In den 70er Jahren wurde Antisemitismus von der SPÖ gegen Simon Wiesenthal instrumentalisiert, dabei kam es zu einer durchgehenden Opfer- Täter-Umkehr sowie zur Verharmlosung der NS-Tradition und des österreichischen Antisemitismus. „Kreisky profilierte sich hier als >echter Österreicher<, der zwar antisemitische Argumentation bemüht, aber den Vorwurf des Antisemitismus >im Namen aller Österreicher< empört zurückweist.“ [2]
In diesem Sinne ist auch Fritz Edlinger, langjähriger Vertreter der SPÖ beim Nahostkomitee der Sozialistischen Internationale, der das antisemitische Buch „Blumen aus Galiläa“ im linken Wiener Promedia Verlag herausgab, ein „echter Österreicher“. Der Autor – dem Edlinger bescheinigt, ein „Linke[r] und radikale[r] Demokrat“ zu sein – ein in Schweden lebender russisch- orthodoxer Christ, heißt seit 2001 Jöran Jermas und wurde als Israel Shamir zum Liebling von Antisemiten linker und rechter Prägung.
Im Buch findet sich auch das Kapitel „Der Schatten von Zog“, von dem Jermas-Shamir mit dankenswerter Offenheit auf seiner deutschsprachigen Homepage vermerkte: „Aus dem Englischen übersetzt für das Deutsche Kolleg“. [Download 1. Mai 2005 K.P.] Diese Kaderschmiede für militante Rechtsextremisten wurde bis zu deren Zerwürfnis von den Antisemiten Reinhold Oberlercher und Horst Mahler angeführt, die aus dem radikal linken ins neonazistische Milieu gewandert sind.
„Der Schatten von Zog“ ist eine seltsame Mischung aus einer prätentiös klingenden, gegen das Judentum gerichteten Pseudo-Theologie und antisemitischer Agitation, die mit einem Ausfall gegen die Furcht erregende Gedankenpolizei ADL (Anti-Defamation League) beginnt. Wie stets nimmt die antisemitische Paranoia die Pose der Entlarvung ein. Antisemiten fühlen sich tatsächlich dauernd verfolgt und sind stets im Besitz eines geheimen Wissens. So auch Jermas-Shamir, der die geheime Hintergrundmacht an die Öffentlichkeit zerrt: Dieser König [ZOG, Anm. K.P.], genauso wie der jüdische Gott, mag es nicht, wenn man seinen Namen erwähnt. [Seite 188]
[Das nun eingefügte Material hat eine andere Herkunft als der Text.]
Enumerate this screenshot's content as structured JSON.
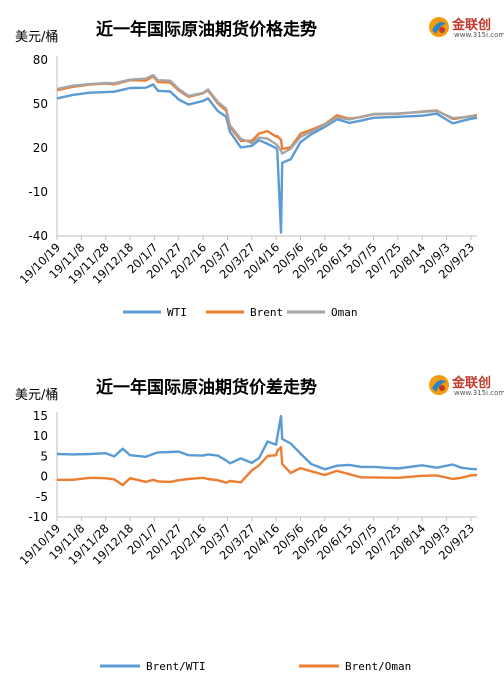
{
  "charts": [
    {
      "title": "近一年国际原油期货价格走势",
      "unit": "美元/桶",
      "logo": {
        "name": "金联创",
        "sub": "www.315i.com"
      }
    },
    {
      "title": "近一年国际原油期货价差走势",
      "unit": "美元/桶",
      "logo": {
        "name": "金联创",
        "sub": "www.315i.com"
      }
    }
  ],
  "chart_data": [
    {
      "type": "line",
      "title": "近一年国际原油期货价格走势",
      "ylabel": "美元/桶",
      "ylim": [
        -40,
        80
      ],
      "yticks": [
        80,
        50,
        20,
        -10,
        -40
      ],
      "x_tick_labels": [
        "19/10/19",
        "19/11/8",
        "19/11/28",
        "19/12/18",
        "20/1/7",
        "20/1/27",
        "20/2/16",
        "20/3/7",
        "20/3/27",
        "20/4/16",
        "20/5/6",
        "20/5/26",
        "20/6/15",
        "20/7/5",
        "20/7/25",
        "20/8/14",
        "20/9/3",
        "20/9/23"
      ],
      "x_range": [
        "2019-10-19",
        "2020-09-28"
      ],
      "legend_position": "bottom",
      "grid": false,
      "series": [
        {
          "name": "WTI",
          "color": "#5b9bd5",
          "points": [
            [
              "2019-10-19",
              53.8
            ],
            [
              "2019-11-01",
              56.2
            ],
            [
              "2019-11-15",
              57.7
            ],
            [
              "2019-11-28",
              58.1
            ],
            [
              "2019-12-05",
              58.4
            ],
            [
              "2019-12-18",
              60.9
            ],
            [
              "2019-12-31",
              61.1
            ],
            [
              "2020-01-06",
              63.3
            ],
            [
              "2020-01-10",
              59.0
            ],
            [
              "2020-01-20",
              58.5
            ],
            [
              "2020-01-27",
              53.1
            ],
            [
              "2020-02-04",
              49.6
            ],
            [
              "2020-02-16",
              52.1
            ],
            [
              "2020-02-20",
              53.8
            ],
            [
              "2020-02-28",
              45.3
            ],
            [
              "2020-03-06",
              41.3
            ],
            [
              "2020-03-09",
              31.1
            ],
            [
              "2020-03-18",
              20.4
            ],
            [
              "2020-03-27",
              21.5
            ],
            [
              "2020-04-02",
              25.3
            ],
            [
              "2020-04-09",
              22.8
            ],
            [
              "2020-04-16",
              19.9
            ],
            [
              "2020-04-17",
              18.3
            ],
            [
              "2020-04-20",
              -37.6
            ],
            [
              "2020-04-21",
              10.0
            ],
            [
              "2020-04-28",
              12.3
            ],
            [
              "2020-05-06",
              24.0
            ],
            [
              "2020-05-15",
              29.4
            ],
            [
              "2020-05-26",
              34.4
            ],
            [
              "2020-06-05",
              39.6
            ],
            [
              "2020-06-15",
              37.1
            ],
            [
              "2020-06-25",
              38.7
            ],
            [
              "2020-07-05",
              40.6
            ],
            [
              "2020-07-25",
              41.3
            ],
            [
              "2020-08-14",
              42.0
            ],
            [
              "2020-08-26",
              43.4
            ],
            [
              "2020-09-08",
              36.8
            ],
            [
              "2020-09-15",
              38.3
            ],
            [
              "2020-09-23",
              39.9
            ],
            [
              "2020-09-28",
              40.6
            ]
          ]
        },
        {
          "name": "Brent",
          "color": "#ed7d31",
          "points": [
            [
              "2019-10-19",
              59.4
            ],
            [
              "2019-11-01",
              61.7
            ],
            [
              "2019-11-15",
              63.3
            ],
            [
              "2019-11-28",
              63.9
            ],
            [
              "2019-12-05",
              63.4
            ],
            [
              "2019-12-18",
              66.2
            ],
            [
              "2019-12-31",
              66.0
            ],
            [
              "2020-01-06",
              68.9
            ],
            [
              "2020-01-10",
              65.0
            ],
            [
              "2020-01-20",
              64.6
            ],
            [
              "2020-01-27",
              59.3
            ],
            [
              "2020-02-04",
              54.9
            ],
            [
              "2020-02-16",
              57.3
            ],
            [
              "2020-02-20",
              59.3
            ],
            [
              "2020-02-28",
              50.5
            ],
            [
              "2020-03-06",
              45.3
            ],
            [
              "2020-03-09",
              34.4
            ],
            [
              "2020-03-18",
              24.9
            ],
            [
              "2020-03-27",
              24.9
            ],
            [
              "2020-04-02",
              29.9
            ],
            [
              "2020-04-09",
              31.5
            ],
            [
              "2020-04-16",
              27.8
            ],
            [
              "2020-04-17",
              28.1
            ],
            [
              "2020-04-20",
              25.6
            ],
            [
              "2020-04-21",
              19.3
            ],
            [
              "2020-04-28",
              20.5
            ],
            [
              "2020-05-06",
              29.7
            ],
            [
              "2020-05-15",
              32.5
            ],
            [
              "2020-05-26",
              36.2
            ],
            [
              "2020-06-05",
              42.3
            ],
            [
              "2020-06-15",
              40.0
            ],
            [
              "2020-06-25",
              41.1
            ],
            [
              "2020-07-05",
              43.0
            ],
            [
              "2020-07-25",
              43.3
            ],
            [
              "2020-08-14",
              44.8
            ],
            [
              "2020-08-26",
              45.6
            ],
            [
              "2020-09-08",
              39.8
            ],
            [
              "2020-09-15",
              40.5
            ],
            [
              "2020-09-23",
              41.8
            ],
            [
              "2020-09-28",
              42.4
            ]
          ]
        },
        {
          "name": "Oman",
          "color": "#a5a5a5",
          "points": [
            [
              "2019-10-19",
              60.2
            ],
            [
              "2019-11-01",
              62.5
            ],
            [
              "2019-11-15",
              63.6
            ],
            [
              "2019-11-28",
              64.3
            ],
            [
              "2019-12-05",
              64.1
            ],
            [
              "2019-12-18",
              66.6
            ],
            [
              "2019-12-31",
              67.3
            ],
            [
              "2020-01-06",
              69.7
            ],
            [
              "2020-01-10",
              66.2
            ],
            [
              "2020-01-20",
              65.9
            ],
            [
              "2020-01-27",
              60.2
            ],
            [
              "2020-02-04",
              55.5
            ],
            [
              "2020-02-16",
              57.6
            ],
            [
              "2020-02-20",
              59.9
            ],
            [
              "2020-02-28",
              51.4
            ],
            [
              "2020-03-06",
              46.8
            ],
            [
              "2020-03-09",
              35.5
            ],
            [
              "2020-03-18",
              26.3
            ],
            [
              "2020-03-27",
              23.4
            ],
            [
              "2020-04-02",
              27.1
            ],
            [
              "2020-04-09",
              26.4
            ],
            [
              "2020-04-16",
              22.5
            ],
            [
              "2020-04-17",
              21.8
            ],
            [
              "2020-04-20",
              18.3
            ],
            [
              "2020-04-21",
              16.2
            ],
            [
              "2020-04-28",
              19.6
            ],
            [
              "2020-05-06",
              27.6
            ],
            [
              "2020-05-15",
              31.2
            ],
            [
              "2020-05-26",
              35.8
            ],
            [
              "2020-06-05",
              40.9
            ],
            [
              "2020-06-15",
              39.4
            ],
            [
              "2020-06-25",
              41.3
            ],
            [
              "2020-07-05",
              43.2
            ],
            [
              "2020-07-25",
              43.6
            ],
            [
              "2020-08-14",
              44.6
            ],
            [
              "2020-08-26",
              45.3
            ],
            [
              "2020-09-08",
              40.4
            ],
            [
              "2020-09-15",
              40.8
            ],
            [
              "2020-09-23",
              41.5
            ],
            [
              "2020-09-28",
              42.0
            ]
          ]
        }
      ]
    },
    {
      "type": "line",
      "title": "近一年国际原油期货价差走势",
      "ylabel": "美元/桶",
      "ylim": [
        -10,
        15
      ],
      "yticks": [
        15,
        10,
        5,
        0,
        -5,
        -10
      ],
      "x_tick_labels": [
        "19/10/19",
        "19/11/8",
        "19/11/28",
        "19/12/18",
        "20/1/7",
        "20/1/27",
        "20/2/16",
        "20/3/7",
        "20/3/27",
        "20/4/16",
        "20/5/6",
        "20/5/26",
        "20/6/15",
        "20/7/5",
        "20/7/25",
        "20/8/14",
        "20/9/3",
        "20/9/23"
      ],
      "x_range": [
        "2019-10-19",
        "2020-09-28"
      ],
      "legend_position": "bottom",
      "grid": false,
      "series": [
        {
          "name": "Brent/WTI",
          "color": "#5b9bd5",
          "points": [
            [
              "2019-10-19",
              5.6
            ],
            [
              "2019-11-01",
              5.5
            ],
            [
              "2019-11-15",
              5.6
            ],
            [
              "2019-11-28",
              5.8
            ],
            [
              "2019-12-05",
              5.0
            ],
            [
              "2019-12-12",
              6.9
            ],
            [
              "2019-12-18",
              5.3
            ],
            [
              "2019-12-31",
              4.9
            ],
            [
              "2020-01-06",
              5.6
            ],
            [
              "2020-01-10",
              6.0
            ],
            [
              "2020-01-20",
              6.1
            ],
            [
              "2020-01-27",
              6.2
            ],
            [
              "2020-02-04",
              5.3
            ],
            [
              "2020-02-16",
              5.2
            ],
            [
              "2020-02-20",
              5.5
            ],
            [
              "2020-02-28",
              5.2
            ],
            [
              "2020-03-06",
              4.0
            ],
            [
              "2020-03-09",
              3.3
            ],
            [
              "2020-03-18",
              4.5
            ],
            [
              "2020-03-27",
              3.4
            ],
            [
              "2020-04-02",
              4.6
            ],
            [
              "2020-04-09",
              8.7
            ],
            [
              "2020-04-16",
              7.9
            ],
            [
              "2020-04-17",
              9.8
            ],
            [
              "2020-04-20",
              15.0
            ],
            [
              "2020-04-21",
              9.3
            ],
            [
              "2020-04-28",
              8.2
            ],
            [
              "2020-05-06",
              5.7
            ],
            [
              "2020-05-15",
              3.1
            ],
            [
              "2020-05-26",
              1.8
            ],
            [
              "2020-06-05",
              2.7
            ],
            [
              "2020-06-15",
              2.9
            ],
            [
              "2020-06-25",
              2.4
            ],
            [
              "2020-07-05",
              2.4
            ],
            [
              "2020-07-25",
              2.0
            ],
            [
              "2020-08-14",
              2.8
            ],
            [
              "2020-08-26",
              2.2
            ],
            [
              "2020-09-08",
              3.0
            ],
            [
              "2020-09-15",
              2.2
            ],
            [
              "2020-09-23",
              1.9
            ],
            [
              "2020-09-28",
              1.8
            ]
          ]
        },
        {
          "name": "Brent/Oman",
          "color": "#ed7d31",
          "points": [
            [
              "2019-10-19",
              -0.8
            ],
            [
              "2019-11-01",
              -0.8
            ],
            [
              "2019-11-15",
              -0.3
            ],
            [
              "2019-11-28",
              -0.4
            ],
            [
              "2019-12-05",
              -0.7
            ],
            [
              "2019-12-12",
              -2.1
            ],
            [
              "2019-12-18",
              -0.4
            ],
            [
              "2019-12-31",
              -1.3
            ],
            [
              "2020-01-06",
              -0.8
            ],
            [
              "2020-01-10",
              -1.2
            ],
            [
              "2020-01-20",
              -1.3
            ],
            [
              "2020-01-27",
              -0.9
            ],
            [
              "2020-02-04",
              -0.6
            ],
            [
              "2020-02-16",
              -0.3
            ],
            [
              "2020-02-20",
              -0.6
            ],
            [
              "2020-02-28",
              -0.9
            ],
            [
              "2020-03-06",
              -1.5
            ],
            [
              "2020-03-09",
              -1.1
            ],
            [
              "2020-03-18",
              -1.4
            ],
            [
              "2020-03-27",
              1.5
            ],
            [
              "2020-04-02",
              2.8
            ],
            [
              "2020-04-09",
              5.1
            ],
            [
              "2020-04-16",
              5.3
            ],
            [
              "2020-04-17",
              6.3
            ],
            [
              "2020-04-20",
              7.3
            ],
            [
              "2020-04-21",
              3.1
            ],
            [
              "2020-04-28",
              0.9
            ],
            [
              "2020-05-06",
              2.1
            ],
            [
              "2020-05-15",
              1.3
            ],
            [
              "2020-05-26",
              0.4
            ],
            [
              "2020-06-05",
              1.4
            ],
            [
              "2020-06-15",
              0.6
            ],
            [
              "2020-06-25",
              -0.2
            ],
            [
              "2020-07-05",
              -0.2
            ],
            [
              "2020-07-25",
              -0.3
            ],
            [
              "2020-08-14",
              0.2
            ],
            [
              "2020-08-26",
              0.3
            ],
            [
              "2020-09-08",
              -0.6
            ],
            [
              "2020-09-15",
              -0.3
            ],
            [
              "2020-09-23",
              0.3
            ],
            [
              "2020-09-28",
              0.4
            ]
          ]
        }
      ]
    }
  ]
}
Jermas-Shamir postuliert: Das jüdische Konzept der Beziehung von Mensch zu Gott unterscheidet sich metaphysisch von dem – sagen wir einmal – katholischen Konzept, und zwar so sehr, wie sich Diesel von Benzin unterscheidet. Die vorherrschende Stellung der Juden im westlichen Diskurs verursacht dieselben Probleme, die man bekäme, würde man den Tank eines mit Diesel betriebenen Autos mit Benzin füllen. [Seite 195, von K.P. betont]
Der Mythos der Jüdischen Weltverschwörung inspirierte zu einer ganzen Reihe von Fälschungen, wie die Protokolle der Weisen von Zion, mit denen Pogrome in Russland gerechtfertigt wurden. Hitlers Denken war ebenfalls beeinflusst von den Protokollen und diese spielten eine wichtige Rolle bei der Vorbereitung des Holocausts. In die arabische Welt gelangten die Protokolle bereits vor dem Krieg, wo sie zu Bestsellern wurden. Heute beruft sich Hamas in ihrer Charta explizit auf die Protokolle.[3] Auch Jermas Shamir schlägt in die gleiche Kerbe, wenn er in einem anderen Artikel behauptet, dass auch wenn die Protokolle der Weisen Zions gefälscht sind, deren Inhalt doch stimmt, er geht noch weiter, wenn er den Juden Ritualmorde und Hostienschändung vorwirft. [4]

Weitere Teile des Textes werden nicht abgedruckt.